Currently the woman looks like she has aged fifty years, her eyes glazed with nostalgia. “Yuh rememba Irby an' Georgie?” she asks her son, pronouncing “
Georgie
” as “
Jaaaji
.” Her pink tongue wallows in her gaping, toothless mouth like a whale.

“Yes, Mama,” Charles replies, using the cloth to bathe his mother. Miss Violet is indifferent to this. Indifferent to her grown son cleaning her this way, wiping the wet cloth over her sandy-brown breasts that are full, heavy sacks on her chest.

“An' Premrose. Is wah become ah Premrose?” Miss Violet asks. The water trickles down her pouched belly and settles in her concave navel. Her eyes glisten as she appears to search her memory for a woman named Premrose. “Mi will do anyting fi har sorrel now,” she says, clucking her tongue. “Those was some good days.” Charles continues to wipe, his face neutral despite the downward stroke between his mother's legs, where the black and gray hairs match the ones on her head.

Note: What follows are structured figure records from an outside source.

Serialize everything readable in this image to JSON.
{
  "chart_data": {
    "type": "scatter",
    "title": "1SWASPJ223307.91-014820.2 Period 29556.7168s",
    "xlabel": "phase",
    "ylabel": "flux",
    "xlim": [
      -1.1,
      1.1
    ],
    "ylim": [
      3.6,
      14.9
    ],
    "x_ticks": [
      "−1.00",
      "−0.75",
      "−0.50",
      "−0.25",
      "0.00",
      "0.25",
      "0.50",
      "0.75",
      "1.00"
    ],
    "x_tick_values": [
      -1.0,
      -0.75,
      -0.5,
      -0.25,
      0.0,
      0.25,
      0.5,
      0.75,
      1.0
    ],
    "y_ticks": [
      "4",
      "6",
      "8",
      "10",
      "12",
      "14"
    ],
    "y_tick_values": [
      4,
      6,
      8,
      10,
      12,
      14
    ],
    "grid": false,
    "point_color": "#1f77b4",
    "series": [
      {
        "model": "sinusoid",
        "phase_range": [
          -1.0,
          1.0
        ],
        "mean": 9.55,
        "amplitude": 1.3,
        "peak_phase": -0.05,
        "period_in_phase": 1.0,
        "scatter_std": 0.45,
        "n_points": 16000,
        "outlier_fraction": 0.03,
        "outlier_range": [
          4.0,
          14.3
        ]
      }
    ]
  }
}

“She's dead now,” Charles says, looking away from his task out of politeness and respect. Thandi can't see the look on his face, but his motion is a mechanical one—his mother's hands are busy touching her hair as if to replace a wayward strand from an elegant coif. All she says is, “Uhn,” as though this news of Premrose's passing means nothing. She says it again when Charles finishes.

“Yuh should get out di house sometime,” Charles says quietly. “Look for work an' stop laying up in bed like dis. Yuh is not a ole 'ooman yet, an' yuh still got yuh strength.”

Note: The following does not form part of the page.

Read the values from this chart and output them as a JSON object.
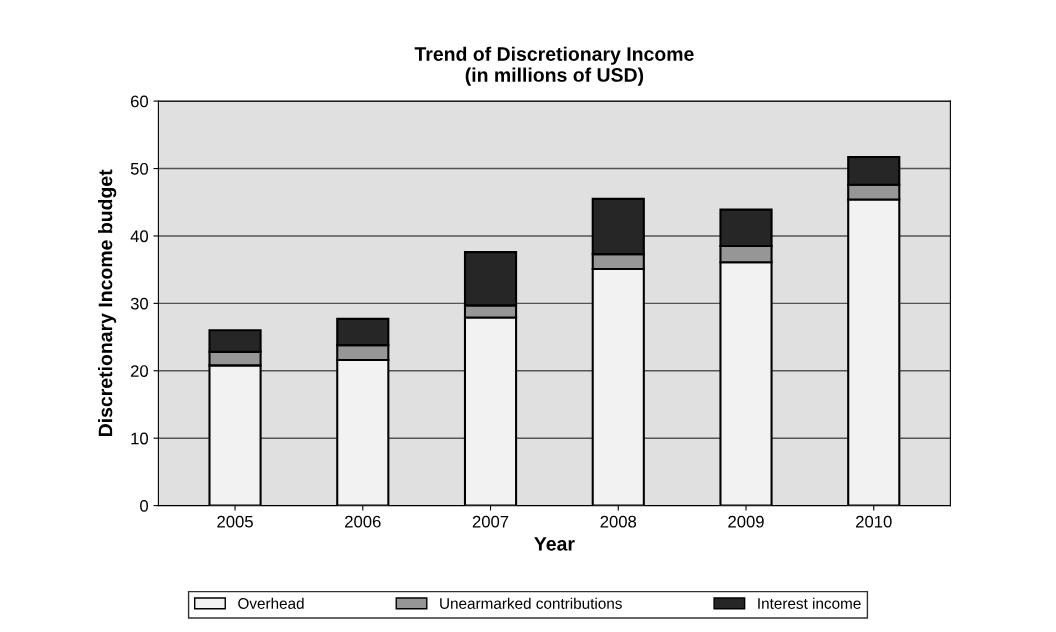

Miss Violet looks at him. “Is bettah fah yuh to kill me. Tek me outta dis misery. Premrose is in a bettah place now. It shoulda been me.”

Charles straightens and looks down at his mother. “Mama, me can't continue fi do dis.”

Miss Violet presses her lips to her gums and holds his hand, bringing him back down. “Jus' do it. Me will be forevah grateful if yuh end it fah me. Put a knife to me throat, ah icepick to me 'aart. Anyt'ing. Jus' kill me, son-son. Please, please, me ah beg yuh!” Then her voice becomes cold. “Yuh is a coward! A lessah man than yuh father!” The cooing starts again.

Thandi backs away. Her footsteps trouble the floorboards again and this time the creaking brings Charles to the curtain. Their eyes meet—his, questioning, ashamed; hers, apologetic. He stands there in silence, the wet cloth dripping to the floor, his mother cooing in the background. Thandi trembles with the urge to hold him and the need for forgiveness as she witnesses the rage building in his eyes, eclipsing them like moons. She turns around and cuts through the stink, running until she's sure she has escaped it. But the smell, like the look in Charles's eyes, follows her all the way home.

22

O
N THE DAY OF THE PARTY, THANDI IRONS A MODEST GREEN
dress that falls below her knees. With a big white collar, white buttons, pleats and a bow in the back, it's a perfect cover for the daring dress she intends to change into once she gets to the restaurant. Grandma Merle had sewn the green dress for Delores when she was Thandi's size. Delores kept the dress so that it could be passed on to Margot, then Thandi. In the mirror above the vanity she spies her clear complexion; the lightness has come into her skin like a slow-moving mixture of condensed milk and Milo. Truth be told, she hasn't given much thought to the party, medical school, or her bleaching regimen since Charles. But after seeing Miss Violet, the ugliness of being black and poor remains like intaglio on her mind. It's the one thing that connects her to Miss Violet's sickness, Margot's restlessness, and Delores's intermittent wrath. After being inside Miss Violet's shack, she saw, with overwhelming dread, what might become of her. That day she rushed home to the shack, and there, before the mirror, rubbed her skin with the Queen of Pearl and Miss Ruby's concoction mixed with hydrogen peroxide until it was raw and tender. But no matter how hard and how frequently she rubs, the imprint of Charles's mother remains, for it's indelible.